Founder Tabasson Latifi has created a dream for those away from home or just too busy to cook. Maman Paz, or mom-cooked, is an online food service that delivers home-cooked meals. This startup employs real housewives, some of whom are heads of the household and others who are more affluent but have a passion for cooking and a desire to be part of the community. Choose your maman and dish and voila– your meal is delivered in the adorable bundles of Iran’s old days. Maman Paz feeds you like only a true Iranian mom could.
Iranians have also gotten on board with ride-hailing apps, known locally as Snapp. This app works essentially like Uber: download the app, input your destination, and off you go. With prices settled beforehand, haggling is no longer an issue. Since starting, Snapp has received hefty international investments and is arguably more popular than its competitor, Tap30 (pronounced tap-si). Snapp has about 50,000 active drivers and currently operates in Tehran, with plans to expand to other cities.
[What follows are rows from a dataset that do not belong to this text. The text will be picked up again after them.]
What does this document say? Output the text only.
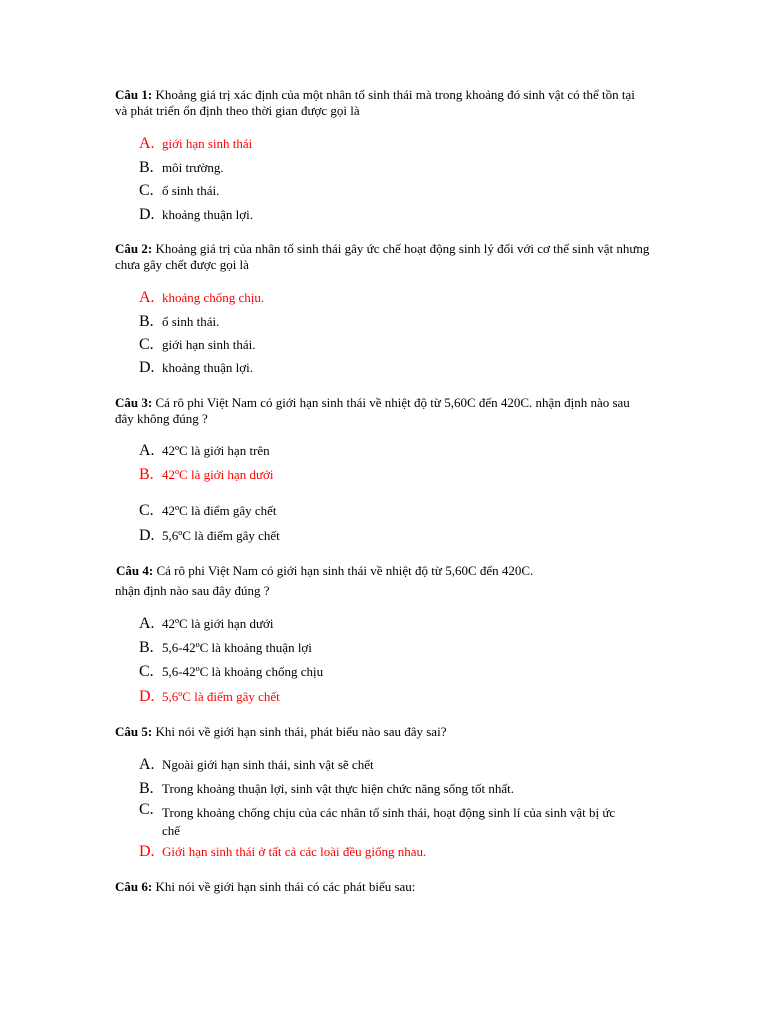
Câu 1: Khoảng giá trị xác định của một nhân tố sinh thái mà trong khoảng đó sinh vật có thể tồn tại và phát triển ổn định theo thời gian được gọi là
A. giới hạn sinh thái
B. môi trường.
C. ổ sinh thái.
D. khoảng thuận lợi.
Câu 2: Khoảng giá trị của nhân tố sinh thái gây ức chế hoạt động sinh lý đối với cơ thể sinh vật nhưng chưa gây chết được gọi là
A. khoảng chống chịu.
B. ổ sinh thái.
C. giới hạn sinh thái.
D. khoảng thuận lợi.
Câu 3: Cá rô phi Việt Nam có giới hạn sinh thái về nhiệt độ từ 5,60C đến 420C. nhận định nào sau đây không đúng ?
A. 42ºC là giới hạn trên
B. 42ºC là giới hạn dưới
C. 42ºC là điểm gây chết
D. 5,6ºC là điểm gây chết
Câu 4: Cá rô phi Việt Nam có giới hạn sinh thái về nhiệt độ từ 5,60C đến 420C.
nhận định nào sau đây đúng ?
A. 42ºC là giới hạn dưới
B. 5,6-42ºC là khoảng thuận lợi
C. 5,6-42ºC là khoảng chống chịu
D. 5,6ºC là điểm gây chết
Câu 5: Khi nói về giới hạn sinh thái, phát biểu nào sau đây sai?
A. Ngoài giới hạn sinh thái, sinh vật sẽ chết
B. Trong khoảng thuận lợi, sinh vật thực hiện chức năng sống tốt nhất.
C. Trong khoảng chống chịu của các nhân tố sinh thái, hoạt động sinh lí của sinh vật bị ức chế
D. Giới hạn sinh thái ở tất cả các loài đều giống nhau.
Câu 6: Khi nói về giới hạn sinh thái có các phát biểu sau:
NetBarg is another startup launched in 2011 by cousins Alireza and Saman Sadeghian. This e-commerce marketplace connects merchants and users in Iran to offer online coupons (much like Groupon) and discounts that range from 40% to 90%. Even with the existence of some competitors like Takhfifian and Goldtag, NetBarg seems to be sailing above them, and provides services in seven major cities around Iran.
Mehrabane, which means ‘kindly’ in Persian, has adopted the startup model for philanthropic purposes. This local charity enterprise is the first of its kind in Iran to begin crowdfunding, allowing interested locals to connect with charitable institutions and contribute what they can for the greater good in some of the more remote areas of Iran. The team at Mehrabane consists of volunteers, all of whom have day jobs and work from a love of giving back.
Founder Hoda Doostmohamadi has launched Tele Teb (teb means ‘medicine’ in Persian) and, as the name suggests, is focused on health. It facilitates the process of finding and accessing doctors, clinics, and other medical specialists to consult. It also offers other general informational services. For now, Tele Teb centers on beauty, hair, and skin, but intends to expand to other areas of health.